Un blog de FIV, entre difficultés, doutes et espoirs. Et avec des infos scientifiques sur l'AMP
A propos de mes angoisses si cela ne marchait pas, à propos de bioéthique, de misogynie, de science qui n'avance pas si vite et de loi qui stagne... Une pensée un peu chagrine me traversa l'esprit en ce matin d'août et d'attente: si cela ne marche pas, que nous reste-t-il, quelle alternative, quelle option, quelle autre chance ? Si on réfléchit bien, en l'état de la science et de la loi: RIEN... Je m'explique: Nous sommes en FIV-ICSI, la cause (celle qui est connue du moins depuis le départ) d'infertilité masculine est censée être jugulée par l'ICSI, la réponse à la stimulation semble correcte au fil des tentatives, la récolte ovocytaire (si on se donne les moyens de la faire sans trop de souffrances) et la maturité des ovocytes satisfaisantes, le taux de transformation Ovocytes / Embryons pourrait être bien pire, nos embryons survivent à la culture prolongée (pas tous certes mais il en reste). Donc s'il devait ne pas y avoir d'accroche cette fois encore, c'est que c'est "là" que ça coince, après le transfert. Pas de surprise absolue, l'utérus en question n'est pas top qualité ou du moins top configuration (utérus en T distilbène) même si jugé d'un volume suffisant et compatible avec une grossesse. Mais à ce stade là, que peut on faire de plus ? Nul (et surtout pas les médecins) ne semble connaître les mystères et la recette magique pour assurer une nidation: on peut bien se gaver de progesterone pour assurer un terrain favorable et d'aspirine pour augmenter la vascularisation, faire de l'acupuncture pour optimiser les flux énergétiques et de l'ostéo pour préparer morphologiquement le terrain (j'ai tout bien fait comme il faut, tout tenté, tout essayé !), se reposer, se détendre, s'y consacrer ou ne pas trop se focaliser: on ne sait pas ce qui fait que les embryons s'accrochent (ou pas). Et on se sait pas comment contourner cette étape et de toutes façons, on ne sait pas faire sans ventre féminin pour faire grandir un bébé ! Et voilà où ça peut sonner le glas de nos espoirs, de nos efforts, de nos envies. Si on peut et sait aider à avoir plus ou de meilleurs ovocytes et/ou spermatozoïdes (via les stim, l'ICSI ou le don...), là, il n'y a plus de solution. La gestation pour autrui est interdite en France, l'utérus artificiel n'existe pas. Alors on fait quoi nous ? Comment font les couples qui ont un problème à ce niveau là, sur lequel ni la science ne sait, ni la loi ne veut agir ?

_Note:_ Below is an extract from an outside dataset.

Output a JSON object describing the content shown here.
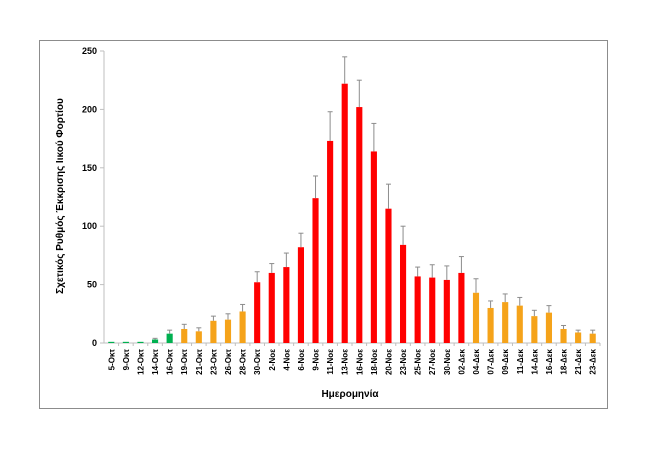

Si j'ai choisi ce titre, c'est parce que le choix de la culture prolongée des embryons était clairement dans l'objectif de comprendre "à quel moment" ça "coinçait". Oui et c'est bien et nous donne aussi de meilleures chances d'implanter les meilleurs embryons, les plus viables, ceux qui ont passé le cap des premiers jours et semblent vaillants et parés pour la suite. Mais le jour de cette décision prise lors d'un rdv quémandé pour débriefer l'échec précédent avec The grand ponte du centre, j'en ai pris plein la gueule avec des réflexions dans le genre "nous, on a bien travaillé" dit par ce très délicat et très misogyne médecin en regardant Mr A. Sous-entendu: c'est ELLE qui foire le coup. Alors oui je me sens sur la sellette et je m'attends si cela ne marchait pas, à ce qu'on me fasse comprendre que c'est moi la fautive, l'incapable. Alors oui comme dirait Mr A "on les emmerde, c'est un c..., je t'aime" et lui bien sûr ne me fera jamais ce reproche. Mais si cela ne marche pas, qu'est ce qu'il nous reste ? Nos yeux pour pleurer ?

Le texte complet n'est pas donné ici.